思い切った提言に対して、「自分の意志でやめられるはずがない」「このまま雅子さまが皇太子妃としての役目を果たせないのなら、ご退位もやむを得ないのでは」と、議論が巻き起こっている。
結婚のために王位を捨てた英ウィンザー公を例示
「いま、皇室のあり方が揺れている」
山折氏の論文は、こんな1文から始まる。「心が痛む」のが、「憂愁の度を深める皇太子・皇太子妃の沈んだ表情」というのだ。
皇太子妃雅子さまが「適応障害」と発表され、治療に入ってから10年目。2013年6月にはご成婚20年目となるが、その約半分の時間を療養に当てていることになる。これを踏まえて山折氏は、皇太子ご一家のあり方に対して国民やメディアが「かならずしも暖かい眼差しをむけているわけではない」と指摘、「冷たい非寛容な視線へと転じていくかもしれない」と危惧する。そこで皇太子さまはご一家で「いわば第2の人生を選ばれてもいい時期」にきているのではないか」とし、これを「皇太子さまによる『退位宣言』」と表現。大胆な案を提示したのだ。
過去にも、「週刊朝日」2012年11月23日号で同様の発言をしていた。朝日新聞元編集委員の岩井克己氏との対談で、皇太子さまの「退位宣言」に言及。「結婚のために王位と祖国を捨ててフランスに移り住んだ英国のウィンザー公という例があります」と補足している。
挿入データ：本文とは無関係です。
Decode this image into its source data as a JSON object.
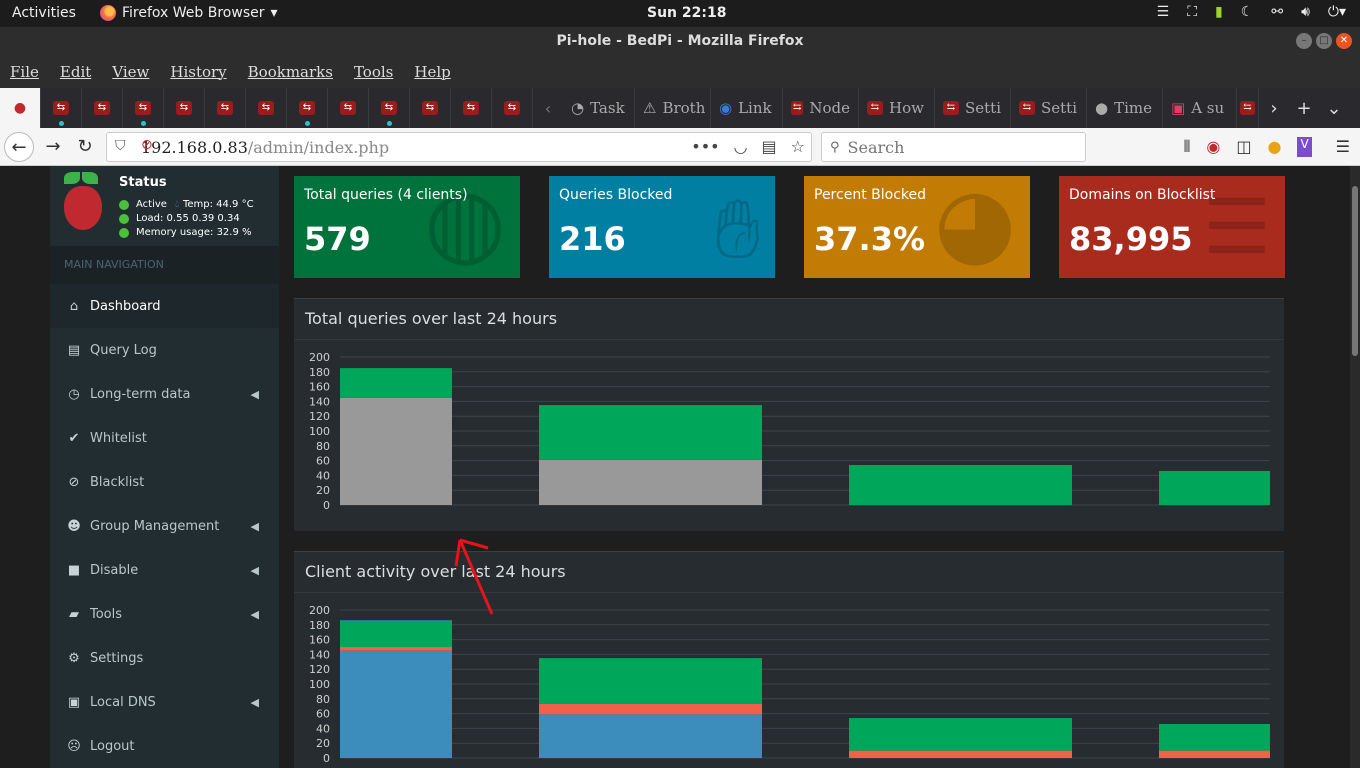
{
  "system": {
    "activities": "Activities",
    "app_name": "Firefox Web Browser",
    "clock": "Sun 22:18"
  },
  "window": {
    "title": "Pi-hole - BedPi - Mozilla Firefox"
  },
  "menubar": [
    "File",
    "Edit",
    "View",
    "History",
    "Bookmarks",
    "Tools",
    "Help"
  ],
  "tabs": {
    "text_tabs": [
      "Task",
      "Broth",
      "Link",
      "Node",
      "How",
      "Setti",
      "Setti",
      "Time",
      "A su"
    ]
  },
  "navbar": {
    "url_host": "192.168.0.83",
    "url_path": "/admin/index.php",
    "search_placeholder": "Search"
  },
  "sidebar": {
    "status_title": "Status",
    "active": "Active",
    "temp": "Temp: 44.9 °C",
    "load": "Load:  0.55  0.39  0.34",
    "memory": "Memory usage:  32.9 %",
    "nav_header": "MAIN NAVIGATION",
    "items": [
      {
        "label": "Dashboard",
        "icon": "home-icon"
      },
      {
        "label": "Query Log",
        "icon": "file-icon"
      },
      {
        "label": "Long-term data",
        "icon": "clock-icon"
      },
      {
        "label": "Whitelist",
        "icon": "check-circle-icon"
      },
      {
        "label": "Blacklist",
        "icon": "ban-icon"
      },
      {
        "label": "Group Management",
        "icon": "users-icon"
      },
      {
        "label": "Disable",
        "icon": "square-icon"
      },
      {
        "label": "Tools",
        "icon": "folder-icon"
      },
      {
        "label": "Settings",
        "icon": "cogs-icon"
      },
      {
        "label": "Local DNS",
        "icon": "address-book-icon"
      },
      {
        "label": "Logout",
        "icon": "user-times-icon"
      }
    ]
  },
  "stats": [
    {
      "label": "Total queries (4 clients)",
      "value": "579",
      "color": "#00733d",
      "icon": "globe-icon"
    },
    {
      "label": "Queries Blocked",
      "value": "216",
      "color": "#007fa3",
      "icon": "hand-icon"
    },
    {
      "label": "Percent Blocked",
      "value": "37.3%",
      "color": "#c27c06",
      "icon": "pie-chart-icon"
    },
    {
      "label": "Domains on Blocklist",
      "value": "83,995",
      "color": "#a92b1e",
      "icon": "list-icon"
    }
  ],
  "charts": {
    "queries_title": "Total queries over last 24 hours",
    "clients_title": "Client activity over last 24 hours"
  },
  "chart_data": [
    {
      "type": "bar",
      "title": "Total queries over last 24 hours",
      "ylim": [
        0,
        200
      ],
      "yticks": [
        0,
        20,
        40,
        60,
        80,
        100,
        120,
        140,
        160,
        180,
        200
      ],
      "series": [
        {
          "color": "#999999",
          "values": [
            145,
            61,
            0,
            0
          ]
        },
        {
          "color": "#00a65a",
          "values": [
            40,
            74,
            54,
            46
          ]
        }
      ]
    },
    {
      "type": "bar",
      "title": "Client activity over last 24 hours",
      "ylim": [
        0,
        200
      ],
      "yticks": [
        0,
        20,
        40,
        60,
        80,
        100,
        120,
        140,
        160,
        180,
        200
      ],
      "series": [
        {
          "color": "#3c8dbc",
          "values": [
            145,
            59,
            0,
            0
          ]
        },
        {
          "color": "#f0604a",
          "values": [
            5,
            14,
            10,
            10
          ]
        },
        {
          "color": "#00a65a",
          "values": [
            35,
            62,
            44,
            36
          ]
        },
        {
          "color": "#1a9fd0",
          "values": [
            1,
            0,
            0,
            0
          ]
        }
      ]
    }
  ]
}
皇室典範第3条は、「皇嗣に、精神若しくは身体の不治の重患があり、又は重大な事故があるときは、皇室会議の議により、前条に定める順序に従つて、皇位継承の順序を変えることができる」と定められている。だが皇太子さまはこれに該当せず、ほかに皇太子さまが地位を退くための法的な根拠は見当たらない。「一方的にやめる」というわけにはいかないようだ。
それでも山折氏は、皇太子さまが秋篠宮さまに「譲位」され、ご自身は天皇家ゆかりの地である京都を「第2の人生の場」にされてはどうかと「進言」する。これで雅子さまの病状も回復に向かうだろうというのだ。同氏は「週刊現代」(3月9日号)の取材に「私があの論文(編注:「新潮45」に掲載された文章)を一番届けたいのは、皇太子さまです」と語っている。
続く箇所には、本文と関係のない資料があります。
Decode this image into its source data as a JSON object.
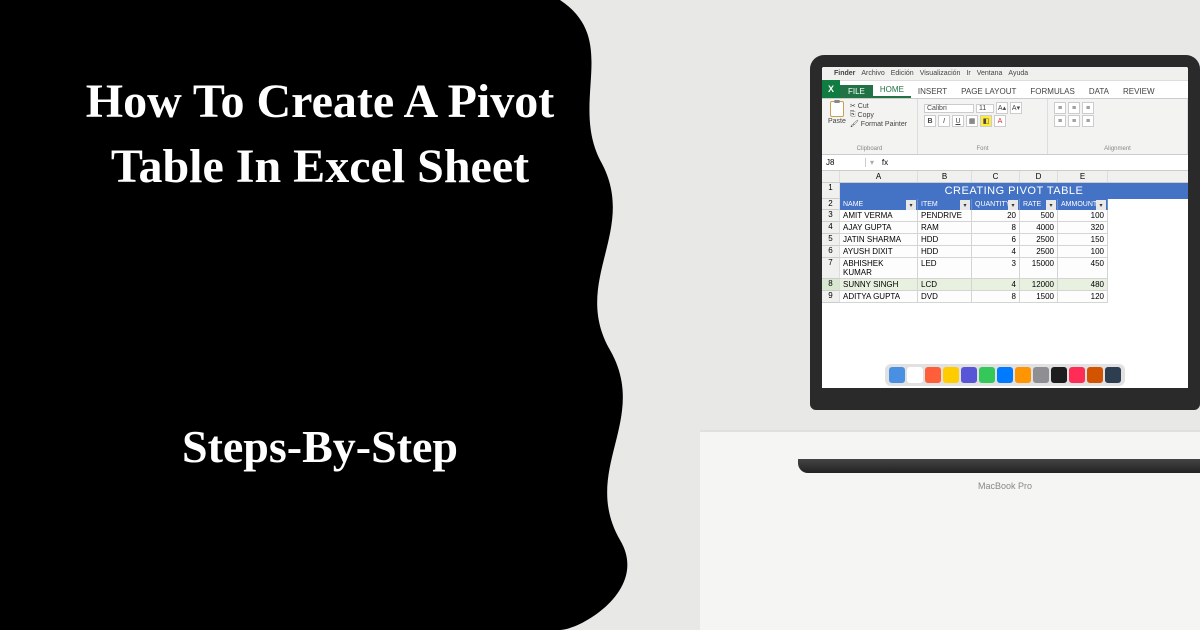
{
  "hero": {
    "title": "How To Create A Pivot Table In Excel Sheet",
    "subtitle": "Steps-By-Step"
  },
  "mac_menu": {
    "app": "Finder",
    "items": [
      "Archivo",
      "Edición",
      "Visualización",
      "Ir",
      "Ventana",
      "Ayuda"
    ]
  },
  "excel": {
    "tabs": {
      "file": "FILE",
      "home": "HOME",
      "insert": "INSERT",
      "page_layout": "PAGE LAYOUT",
      "formulas": "FORMULAS",
      "data": "DATA",
      "review": "REVIEW"
    },
    "clipboard": {
      "paste": "Paste",
      "cut": "Cut",
      "copy": "Copy",
      "format_painter": "Format Painter",
      "label": "Clipboard"
    },
    "font": {
      "name": "Calibri",
      "size": "11",
      "label": "Font"
    },
    "alignment": {
      "label": "Alignment"
    },
    "name_box": "J8",
    "fx": "fx"
  },
  "grid": {
    "cols": [
      "A",
      "B",
      "C",
      "D",
      "E"
    ],
    "title": "CREATING PIVOT TABLE",
    "headers": [
      "NAME",
      "ITEM",
      "QUANTITY",
      "RATE",
      "AMMOUNT"
    ],
    "rows": [
      {
        "rn": "3",
        "name": "AMIT VERMA",
        "item": "PENDRIVE",
        "qty": "20",
        "rate": "500",
        "amt": "100"
      },
      {
        "rn": "4",
        "name": "AJAY GUPTA",
        "item": "RAM",
        "qty": "8",
        "rate": "4000",
        "amt": "320"
      },
      {
        "rn": "5",
        "name": "JATIN SHARMA",
        "item": "HDD",
        "qty": "6",
        "rate": "2500",
        "amt": "150"
      },
      {
        "rn": "6",
        "name": "AYUSH DIXIT",
        "item": "HDD",
        "qty": "4",
        "rate": "2500",
        "amt": "100"
      },
      {
        "rn": "7",
        "name": "ABHISHEK KUMAR",
        "item": "LED",
        "qty": "3",
        "rate": "15000",
        "amt": "450"
      },
      {
        "rn": "8",
        "name": "SUNNY SINGH",
        "item": "LCD",
        "qty": "4",
        "rate": "12000",
        "amt": "480"
      },
      {
        "rn": "9",
        "name": "ADITYA GUPTA",
        "item": "DVD",
        "qty": "8",
        "rate": "1500",
        "amt": "120"
      }
    ]
  },
  "laptop_brand": "MacBook Pro",
  "dock_colors": [
    "#4a90e2",
    "#ffffff",
    "#ff5e3a",
    "#ffcc00",
    "#5856d6",
    "#34c759",
    "#007aff",
    "#ff9500",
    "#8e8e93",
    "#1d1d1f",
    "#ff2d55",
    "#d35400",
    "#2c3e50"
  ]
}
雅子さまの回復「長い目で温かく見守っていただければ」
「山折論文」はインターネット上でも反響があった。ツイッターの反応を見ると、「これしか、皇太子ご一家を幸福にする手段はないのではないか」「議論されて良い問題」と理解を示す声が一定数見られた。
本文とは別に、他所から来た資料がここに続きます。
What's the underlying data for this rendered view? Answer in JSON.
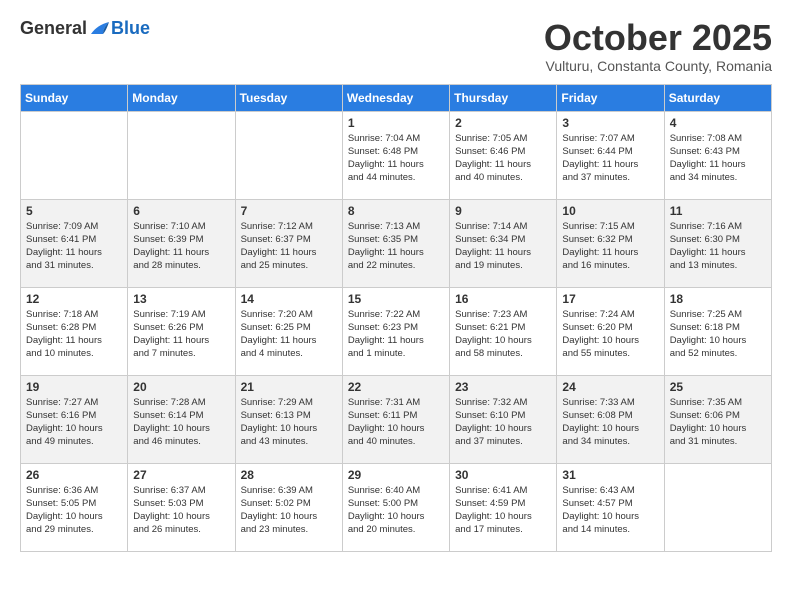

メディア上でも賛否が分かれた。「週刊文春」3月7日号には皇太子さまの30年来の旧友が登場し「天皇陛下でさえ定年がないのに、皇太子殿下が『やめた、降りた』って言えますか」と怒りの様子で語ったという。論文では皇太子ご一家が、日本の象徴としての天皇家という「公」の部分よりも、プライベートな家族としての「私」を重視されているようだとしているが、この旧友は「健全な生活があってこそのご公務」と反論している。
「女性セブン」3月14日号も大きく取り上げた。複数の識者からコメントが寄せられているが、高崎経済大学の八木秀次教授は「秋篠宮さまに皇位継承権を譲る」という点に賛成する。「皇太子さまは、ご自分の家族に精神的な重きを置かれているようで、本来、皇太子として果たされるべき役割ができていないように感じるから」という。長期療養が続く雅子さまが、このまま皇太子妃の役割を果たせなければ「皇太子さまのご退位もやむを得ないかもしれない」としながらも、「現実的には難しい」と答えたのは、元共同通信記者の橋本明氏だ。
皇太子さまは53歳の誕生日に先立つ2013年2月22日の会見で、雅子さまが療養10年目を迎えたことについての思いを聞かれ、「快方に向かっている」としながらも「さらに療養が必要です。雅子の回復を長い目で温かく見守っていただければ」と話された。一方、治療が長期化していることで、いわゆる「セカンドオピニオン」を聞くというお考えがないかとの質問には、「東宮職医師団が大変よくやっていただいていますし…今のところセカンドオピニオンという考え方は特にございません」と述べられたという。